そんな人気の高い「ケンメリ」のハードトップモデルを大胆なカラーリングに塗ってしまった理由を聞こうと、出展社の「西尾ボデー」の西尾さんに尋ねると、「これ、じつはプロテクション塗装なんです」という答えが返ってきました。
この塗装は「SPPF」というブランドの製品だそうで、塗装を飛び石や擦れから保護してくれるとともに、売却などで不要となったときにはキレイに剥がして原状復帰ができるというものでした。ちなみにこの「ケンメリ」はオーナーさんがいる車両で、出展の相談をしたところ気前よく「好きにに塗っちゃってください」と許諾が得られ、オートメッセへの展示となったそうです。
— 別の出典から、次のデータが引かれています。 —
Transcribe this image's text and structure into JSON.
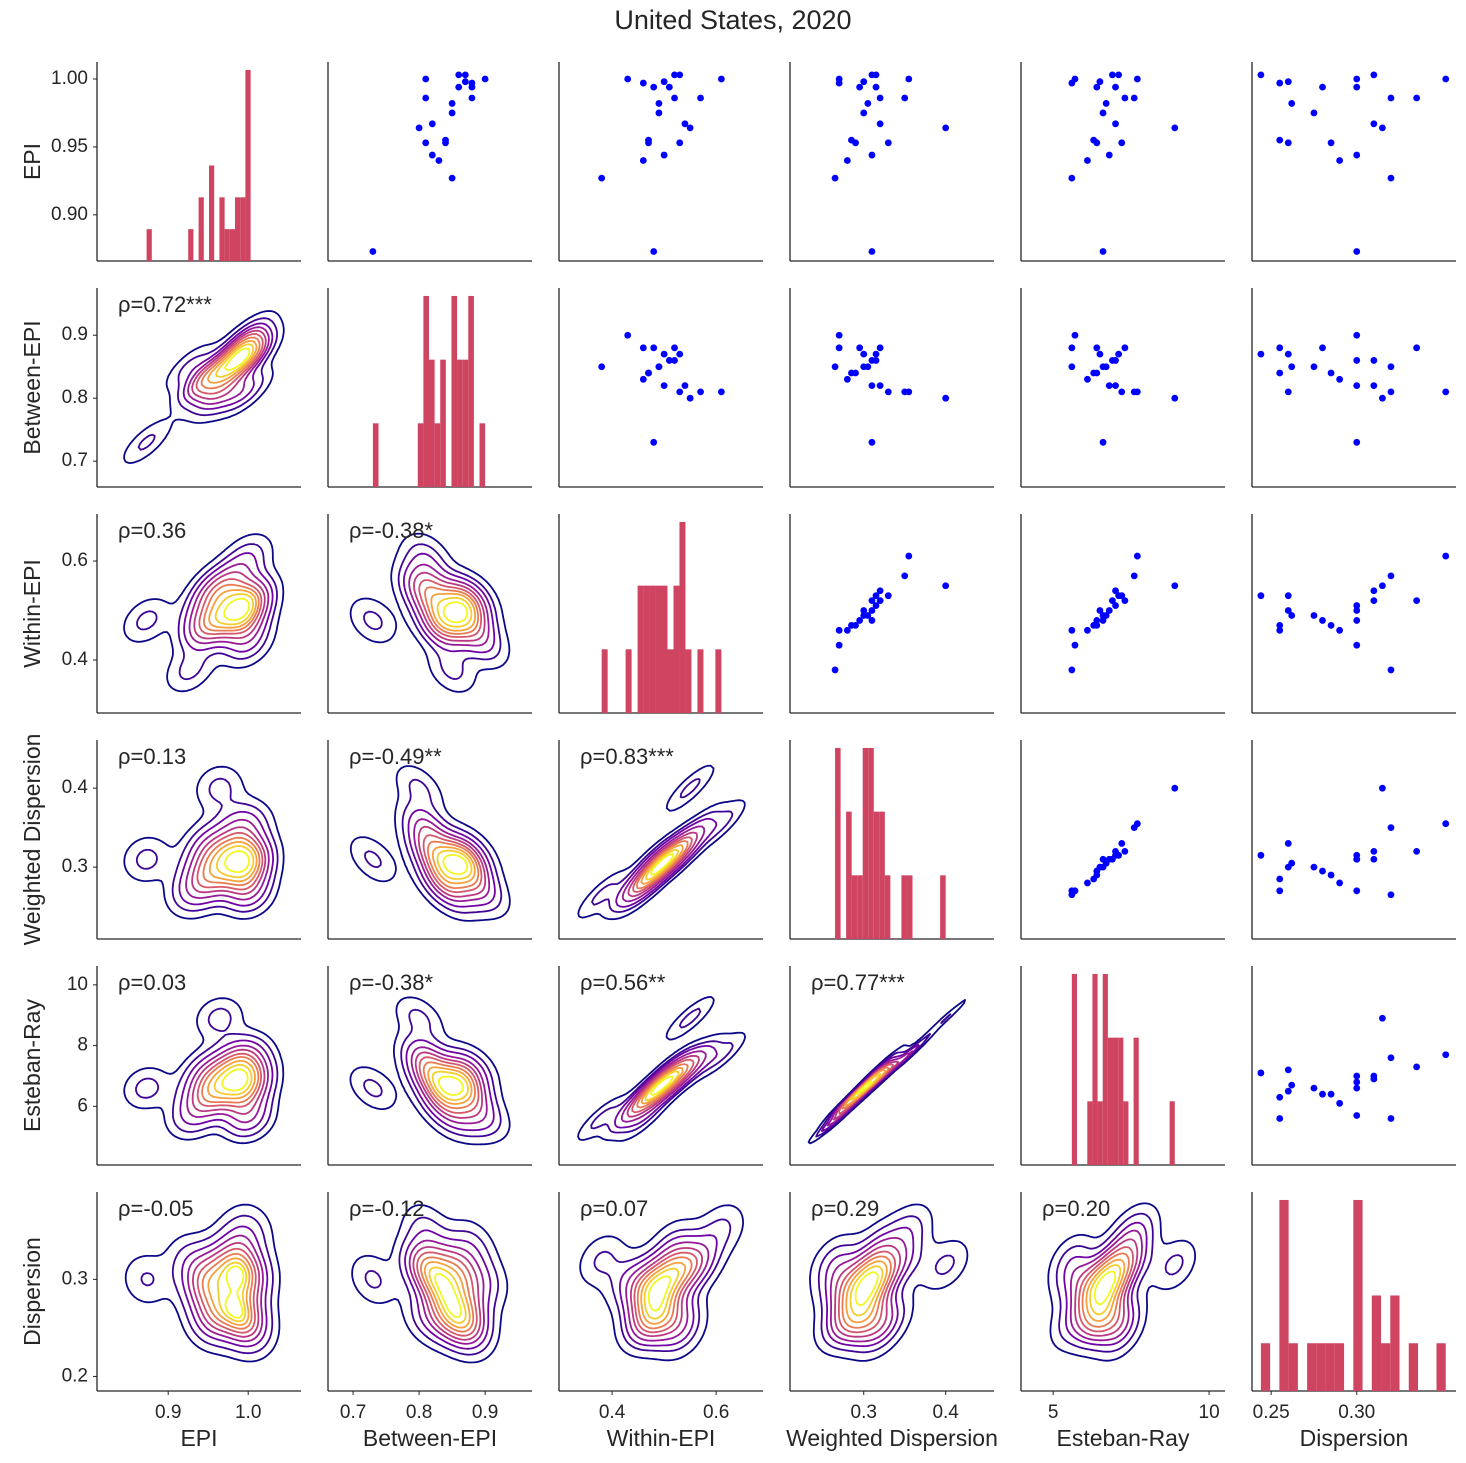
{
  "chart_data": {
    "type": "pairplot",
    "title": "United States, 2020",
    "scatter_color": "#0000ff",
    "hist_color": "#cf4461",
    "hist_bins": 20,
    "kde_levels": 10,
    "kde_thresh": 0.05,
    "kde_cmap": [
      "#0d0887",
      "#7e03a8",
      "#cc4778",
      "#f89540",
      "#f0f921"
    ],
    "variables": [
      {
        "name": "EPI",
        "values": [
          0.873,
          0.964,
          1.0,
          0.986,
          0.953,
          0.967,
          0.944,
          0.94,
          0.955,
          0.953,
          0.927,
          0.975,
          0.982,
          0.994,
          1.003,
          1.003,
          0.998,
          0.997,
          0.986,
          0.994,
          1.0
        ],
        "xlim": [
          0.811,
          1.066
        ],
        "xticks": [
          0.9,
          {
            "value": 1.0,
            "label": "1.0"
          }
        ],
        "ylim": [
          0.866,
          1.0125
        ],
        "yticks": [
          {
            "value": 0.9,
            "label": "0.90"
          },
          0.95,
          {
            "value": 1.0,
            "label": "1.00"
          }
        ]
      },
      {
        "name": "Between-EPI",
        "values": [
          0.73,
          0.8,
          0.81,
          0.81,
          0.81,
          0.82,
          0.82,
          0.83,
          0.84,
          0.84,
          0.85,
          0.85,
          0.85,
          0.86,
          0.86,
          0.87,
          0.87,
          0.88,
          0.88,
          0.88,
          0.9
        ],
        "xlim": [
          0.662,
          0.971
        ],
        "xticks": [
          0.7,
          0.8,
          0.9
        ],
        "ylim": [
          0.659,
          0.975
        ],
        "yticks": [
          0.7,
          0.8,
          0.9
        ]
      },
      {
        "name": "Within-EPI",
        "values": [
          0.48,
          0.55,
          0.61,
          0.57,
          0.53,
          0.54,
          0.5,
          0.46,
          0.47,
          0.47,
          0.38,
          0.49,
          0.49,
          0.51,
          0.52,
          0.53,
          0.5,
          0.46,
          0.52,
          0.48,
          0.43
        ],
        "xlim": [
          0.298,
          0.69
        ],
        "xticks": [
          0.4,
          0.6
        ],
        "ylim": [
          0.293,
          0.695
        ],
        "yticks": [
          0.4,
          0.6
        ]
      },
      {
        "name": "Weighted Dispersion",
        "values": [
          0.31,
          0.4,
          0.355,
          0.35,
          0.33,
          0.32,
          0.31,
          0.28,
          0.285,
          0.29,
          0.265,
          0.3,
          0.305,
          0.315,
          0.31,
          0.315,
          0.3,
          0.27,
          0.32,
          0.295,
          0.27
        ],
        "xlim": [
          0.21,
          0.459
        ],
        "xticks": [
          0.3,
          0.4
        ],
        "ylim": [
          0.209,
          0.461
        ],
        "yticks": [
          0.3,
          0.4
        ]
      },
      {
        "name": "Esteban-Ray",
        "values": [
          6.6,
          8.9,
          7.7,
          7.6,
          7.2,
          7.0,
          6.8,
          6.1,
          6.3,
          6.4,
          5.6,
          6.6,
          6.7,
          7.0,
          6.9,
          7.1,
          6.5,
          5.6,
          7.3,
          6.4,
          5.7
        ],
        "xlim": [
          3.97,
          10.51
        ],
        "xticks": [
          5,
          10
        ],
        "ylim": [
          4.07,
          10.62
        ],
        "yticks": [
          6,
          8,
          10
        ]
      },
      {
        "name": "Dispersion",
        "values": [
          0.3,
          0.315,
          0.352,
          0.32,
          0.26,
          0.31,
          0.3,
          0.29,
          0.255,
          0.285,
          0.32,
          0.275,
          0.262,
          0.3,
          0.31,
          0.244,
          0.26,
          0.255,
          0.335,
          0.28,
          0.3
        ],
        "xlim": [
          0.2388,
          0.358
        ],
        "xticks": [
          0.25,
          {
            "value": 0.3,
            "label": "0.30"
          }
        ],
        "ylim": [
          0.185,
          0.39
        ],
        "yticks": [
          0.2,
          0.3
        ]
      }
    ],
    "annotations": [
      [
        "ρ=0.72***"
      ],
      [
        "ρ=0.36",
        "ρ=-0.38*"
      ],
      [
        "ρ=0.13",
        "ρ=-0.49**",
        "ρ=0.83***"
      ],
      [
        "ρ=0.03",
        "ρ=-0.38*",
        "ρ=0.56**",
        "ρ=0.77***"
      ],
      [
        "ρ=-0.05",
        "ρ=-0.12",
        "ρ=0.07",
        "ρ=0.29",
        "ρ=0.20"
      ]
    ]
  }
}
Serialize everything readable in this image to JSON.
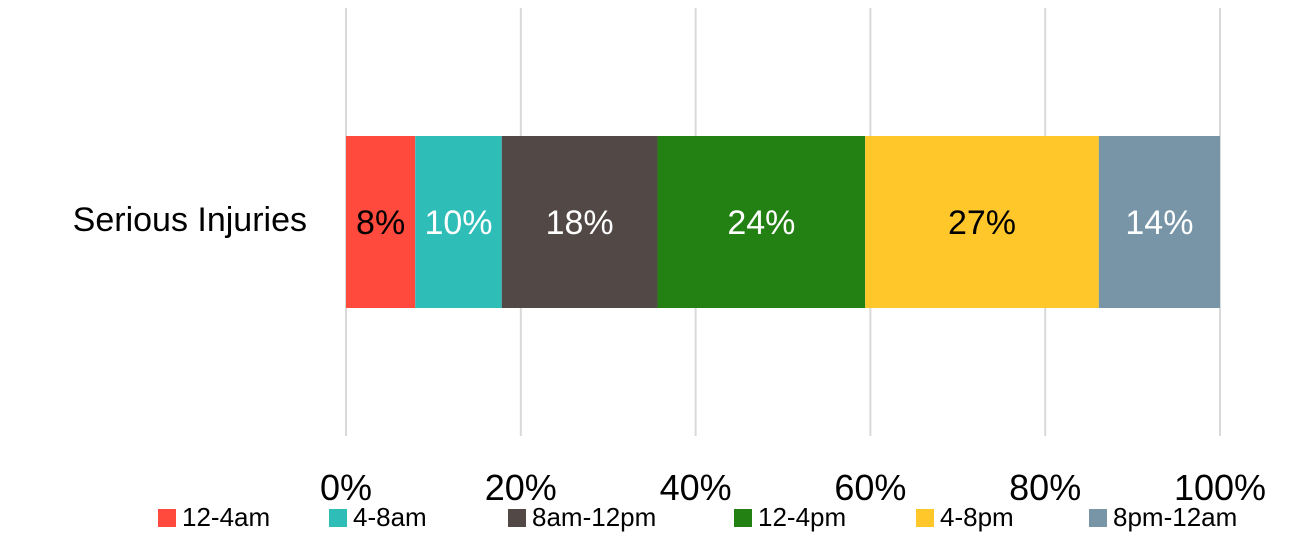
{
  "chart_data": {
    "type": "bar",
    "orientation": "horizontal",
    "stacked": "percent",
    "categories": [
      "Serious Injuries"
    ],
    "series": [
      {
        "name": "12-4am",
        "values": [
          8
        ],
        "label": "8%",
        "color": "#ff4a3d",
        "label_color": "#000000"
      },
      {
        "name": "4-8am",
        "values": [
          10
        ],
        "label": "10%",
        "color": "#2ebdb7",
        "label_color": "#ffffff"
      },
      {
        "name": "8am-12pm",
        "values": [
          18
        ],
        "label": "18%",
        "color": "#524846",
        "label_color": "#ffffff"
      },
      {
        "name": "12-4pm",
        "values": [
          24
        ],
        "label": "24%",
        "color": "#238012",
        "label_color": "#ffffff"
      },
      {
        "name": "4-8pm",
        "values": [
          27
        ],
        "label": "27%",
        "color": "#ffc72a",
        "label_color": "#000000"
      },
      {
        "name": "8pm-12am",
        "values": [
          14
        ],
        "label": "14%",
        "color": "#7895a8",
        "label_color": "#ffffff"
      }
    ],
    "x_ticks": [
      "0%",
      "20%",
      "40%",
      "60%",
      "80%",
      "100%"
    ],
    "xlim": [
      0,
      100
    ],
    "grid": "vertical",
    "legend_position": "bottom",
    "title": "",
    "xlabel": "",
    "ylabel": ""
  }
}
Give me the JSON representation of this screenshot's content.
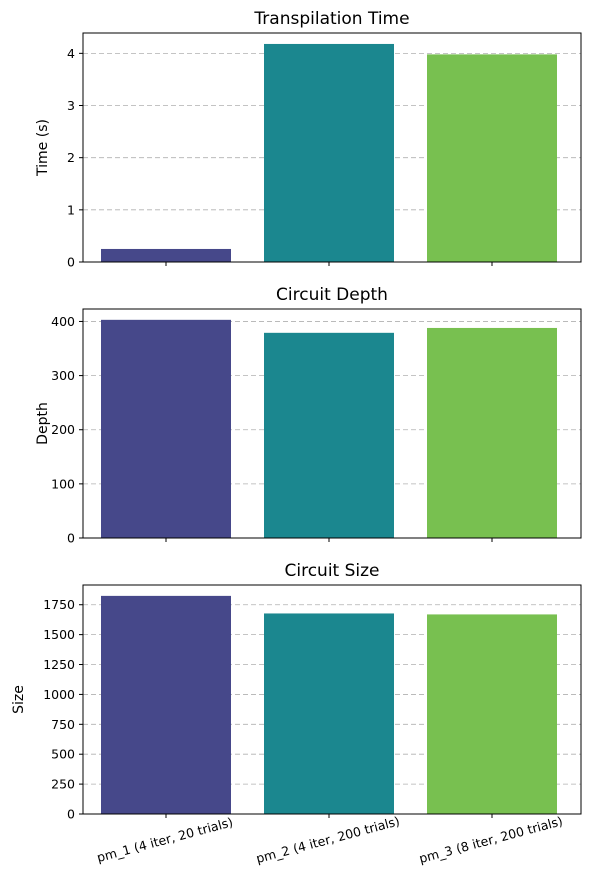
{
  "chart_data": [
    {
      "type": "bar",
      "title": "Transpilation Time",
      "ylabel": "Time (s)",
      "xlabel": "",
      "categories": [
        "pm_1 (4 iter, 20 trials)",
        "pm_2 (4 iter, 200 trials)",
        "pm_3 (8 iter, 200 trials)"
      ],
      "values": [
        0.25,
        4.18,
        3.98
      ],
      "ylim": [
        0,
        4.39
      ],
      "yticks": [
        0,
        1,
        2,
        3,
        4
      ],
      "ytick_labels": [
        "0",
        "1",
        "2",
        "3",
        "4"
      ],
      "colors": [
        "#46488a",
        "#1b878f",
        "#78c050"
      ],
      "grid": "y-dashed",
      "show_x_tick_labels": false
    },
    {
      "type": "bar",
      "title": "Circuit Depth",
      "ylabel": "Depth",
      "xlabel": "",
      "categories": [
        "pm_1 (4 iter, 20 trials)",
        "pm_2 (4 iter, 200 trials)",
        "pm_3 (8 iter, 200 trials)"
      ],
      "values": [
        403,
        379,
        388
      ],
      "ylim": [
        0,
        423
      ],
      "yticks": [
        0,
        100,
        200,
        300,
        400
      ],
      "ytick_labels": [
        "0",
        "100",
        "200",
        "300",
        "400"
      ],
      "colors": [
        "#46488a",
        "#1b878f",
        "#78c050"
      ],
      "grid": "y-dashed",
      "show_x_tick_labels": false
    },
    {
      "type": "bar",
      "title": "Circuit Size",
      "ylabel": "Size",
      "xlabel": "",
      "categories": [
        "pm_1 (4 iter, 20 trials)",
        "pm_2 (4 iter, 200 trials)",
        "pm_3 (8 iter, 200 trials)"
      ],
      "values": [
        1824,
        1677,
        1669
      ],
      "ylim": [
        0,
        1915
      ],
      "yticks": [
        0,
        250,
        500,
        750,
        1000,
        1250,
        1500,
        1750
      ],
      "ytick_labels": [
        "0",
        "250",
        "500",
        "750",
        "1000",
        "1250",
        "1500",
        "1750"
      ],
      "colors": [
        "#46488a",
        "#1b878f",
        "#78c050"
      ],
      "grid": "y-dashed",
      "show_x_tick_labels": true
    }
  ]
}
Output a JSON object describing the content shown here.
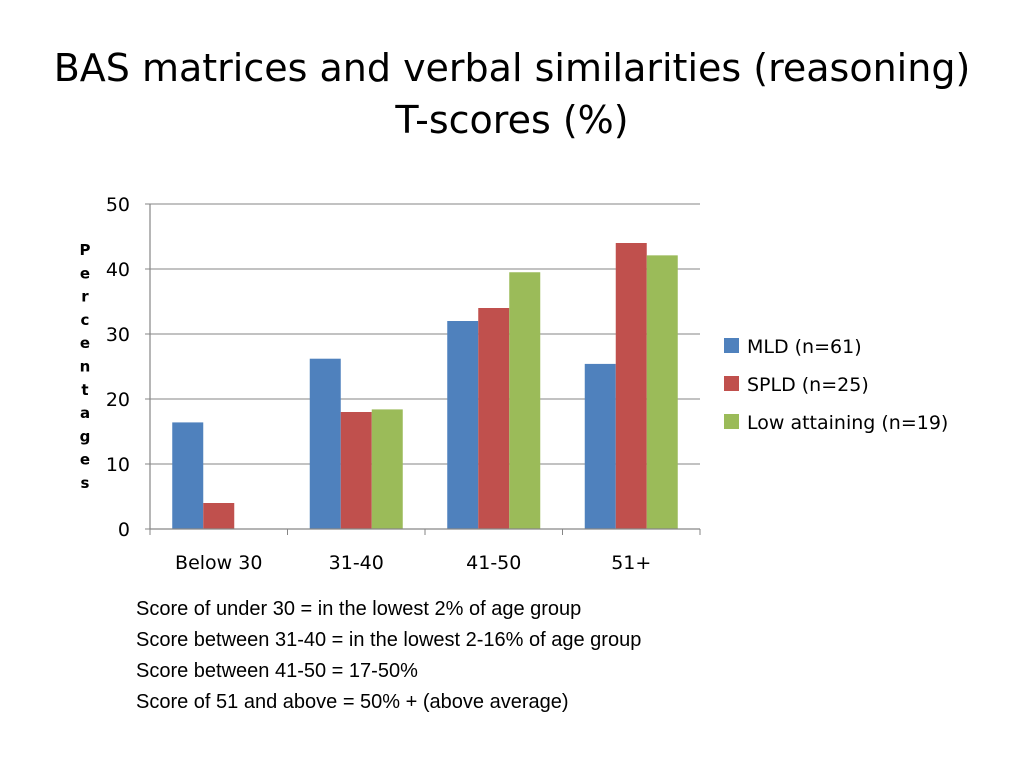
{
  "slide": {
    "title_line1": "BAS matrices and verbal similarities (reasoning)",
    "title_line2": "T-scores (%)"
  },
  "chart_data": {
    "type": "bar",
    "ylabel": "Percentages",
    "categories": [
      "Below 30",
      "31-40",
      "41-50",
      "51+"
    ],
    "ylim": [
      0,
      50
    ],
    "yticks": [
      0,
      10,
      20,
      30,
      40,
      50
    ],
    "grid": true,
    "legend_position": "right",
    "series": [
      {
        "name": "MLD (n=61)",
        "color": "#4F81BD",
        "values": [
          16.4,
          26.2,
          32.0,
          25.4
        ]
      },
      {
        "name": "SPLD (n=25)",
        "color": "#C0504D",
        "values": [
          4.0,
          18.0,
          34.0,
          44.0
        ]
      },
      {
        "name": "Low attaining (n=19)",
        "color": "#9BBB59",
        "values": [
          0,
          18.4,
          39.5,
          42.1
        ]
      }
    ]
  },
  "notes": [
    "Score of under 30 = in the lowest 2% of age group",
    "Score between 31-40 = in the lowest 2-16% of age group",
    "Score between 41-50 = 17-50%",
    "Score of 51 and above = 50% + (above average)"
  ]
}
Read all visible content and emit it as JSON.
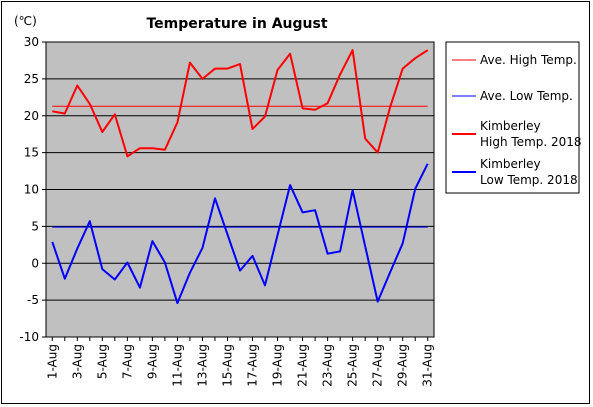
{
  "chart_data": {
    "type": "line",
    "title": "Temperature in August",
    "unit_label": "(℃)",
    "ylim": [
      -10,
      30
    ],
    "y_ticks": [
      30,
      25,
      20,
      15,
      10,
      5,
      0,
      -5,
      -10
    ],
    "x": [
      "1-Aug",
      "2-Aug",
      "3-Aug",
      "4-Aug",
      "5-Aug",
      "6-Aug",
      "7-Aug",
      "8-Aug",
      "9-Aug",
      "10-Aug",
      "11-Aug",
      "12-Aug",
      "13-Aug",
      "14-Aug",
      "15-Aug",
      "16-Aug",
      "17-Aug",
      "18-Aug",
      "19-Aug",
      "20-Aug",
      "21-Aug",
      "22-Aug",
      "23-Aug",
      "24-Aug",
      "25-Aug",
      "26-Aug",
      "27-Aug",
      "28-Aug",
      "29-Aug",
      "30-Aug",
      "31-Aug"
    ],
    "x_tick_labels": [
      "1-Aug",
      "3-Aug",
      "5-Aug",
      "7-Aug",
      "9-Aug",
      "11-Aug",
      "13-Aug",
      "15-Aug",
      "17-Aug",
      "19-Aug",
      "21-Aug",
      "23-Aug",
      "25-Aug",
      "27-Aug",
      "29-Aug",
      "31-Aug"
    ],
    "grid": true,
    "legend_position": "right",
    "plot_background": "#c0c0c0",
    "series": [
      {
        "name": "Ave. High Temp.",
        "color": "#ff0000",
        "width": 1,
        "values": [
          21.3,
          21.3,
          21.3,
          21.3,
          21.3,
          21.3,
          21.3,
          21.3,
          21.3,
          21.3,
          21.3,
          21.3,
          21.3,
          21.3,
          21.3,
          21.3,
          21.3,
          21.3,
          21.3,
          21.3,
          21.3,
          21.3,
          21.3,
          21.3,
          21.3,
          21.3,
          21.3,
          21.3,
          21.3,
          21.3,
          21.3
        ]
      },
      {
        "name": "Ave. Low Temp.",
        "color": "#0000ff",
        "width": 1,
        "values": [
          4.9,
          4.9,
          4.9,
          4.9,
          4.9,
          4.9,
          4.9,
          4.9,
          4.9,
          4.9,
          4.9,
          4.9,
          4.9,
          4.9,
          4.9,
          4.9,
          4.9,
          4.9,
          4.9,
          4.9,
          4.9,
          4.9,
          4.9,
          4.9,
          4.9,
          4.9,
          4.9,
          4.9,
          4.9,
          4.9,
          4.9
        ]
      },
      {
        "name": "Kimberley High Temp. 2018",
        "legend_lines": [
          "Kimberley",
          "High Temp. 2018"
        ],
        "color": "#ff0000",
        "width": 2,
        "values": [
          20.6,
          20.3,
          24.1,
          21.6,
          17.8,
          20.2,
          14.5,
          15.6,
          15.6,
          15.4,
          19.1,
          27.2,
          25.0,
          26.4,
          26.4,
          27.0,
          18.2,
          19.9,
          26.2,
          28.4,
          21.0,
          20.8,
          21.7,
          25.6,
          28.9,
          16.9,
          15.0,
          21.2,
          26.4,
          27.8,
          28.9
        ]
      },
      {
        "name": "Kimberley Low Temp. 2018",
        "legend_lines": [
          "Kimberley",
          "Low Temp. 2018"
        ],
        "color": "#0000ff",
        "width": 2,
        "values": [
          2.9,
          -2.1,
          2.0,
          5.7,
          -0.8,
          -2.2,
          0.1,
          -3.3,
          3.0,
          0.1,
          -5.4,
          -1.3,
          2.1,
          8.8,
          3.9,
          -1.0,
          1.0,
          -3.0,
          3.8,
          10.6,
          6.9,
          7.2,
          1.3,
          1.6,
          9.9,
          2.3,
          -5.2,
          -1.2,
          2.7,
          10.1,
          13.5
        ]
      }
    ]
  }
}
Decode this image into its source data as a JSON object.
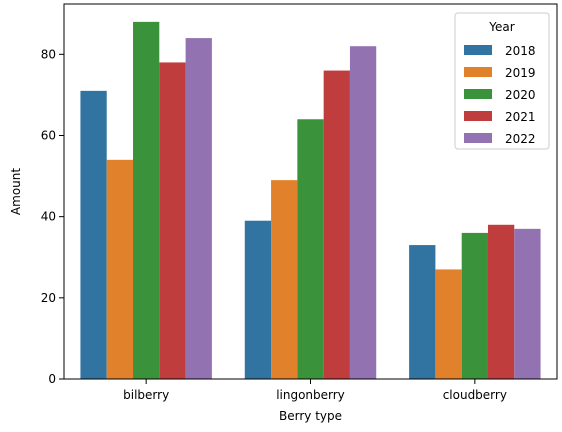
{
  "chart_data": {
    "type": "bar",
    "categories": [
      "bilberry",
      "lingonberry",
      "cloudberry"
    ],
    "series": [
      {
        "name": "2018",
        "color": "#3274a1",
        "values": [
          71,
          39,
          33
        ]
      },
      {
        "name": "2019",
        "color": "#e1812c",
        "values": [
          54,
          49,
          27
        ]
      },
      {
        "name": "2020",
        "color": "#3a923a",
        "values": [
          88,
          64,
          36
        ]
      },
      {
        "name": "2021",
        "color": "#c03d3e",
        "values": [
          78,
          76,
          38
        ]
      },
      {
        "name": "2022",
        "color": "#9372b2",
        "values": [
          84,
          82,
          37
        ]
      }
    ],
    "title": "",
    "xlabel": "Berry type",
    "ylabel": "Amount",
    "ylim": [
      0,
      92.4
    ],
    "yticks": [
      0,
      20,
      40,
      60,
      80
    ],
    "grid": false,
    "legend": {
      "title": "Year",
      "placement": "top-right"
    }
  }
}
ベースのクリーム色と、2色の緑色の部分がその「SPPF」塗料による塗りわけで、サイドの「わかば」の文字はカッティングシートなんだとか。
まったく新しいプロテクション塗装「SPPF」とは
こういうプロテクション性能をもった機能性塗料は海外塗料ブランドのイメージが強いですが、この「SPPF」という塗料は、「ジェットストローク」という日本の会社が独自開発したものだそうです。
その特徴は、まずゴム質の下地による高いプロテクション性能です。10層に及ぶ塗り重ねによって、プロテクションフィルムの数倍という塗膜の厚みを実現。その厚みのぶん、優れた防御性能を発揮するそうです。

そして、剥がれにくさも特徴のひとつ。プロテクションフィルムの場合はフィルムの端部が風などでめくれてくると、そこから剥がれが進行してしまうことがありますが、この「SPPF」は塗装のため密着性が高く、剥がれにくい特性が長所となっているとのこと。
また、機能性塗料の多くは選べるカラーが少ないという傾向がありますが、この「SPPF」は仕上げのクリア塗膜の一段下にカラー層を設けているのがポイントで、そのカラーは調色ができるため、さまざまなカラーに対応できるそう。

そして、剥がせるというのも大きなポイントでしょう。高い密着性を持ちながら、剥がすときはフィルムのように跡が残ることなくキレイに戻すことができるので、原状復帰や、色を変えてイメージチェンジ、というのもイージーにおこなえます。
塗装の仕上げについても、施工できるのは技術認定をパスしたところだけという認定制度を導入しているので、技術のバラ付きがなく安心して施工が受けられるとのこと。実際に展示してあった「ケンメリ」や、その隣のヒョンデ・コナに施された塗装を見ると、純正の塗装に迫る品質で塗られていることが感じられました。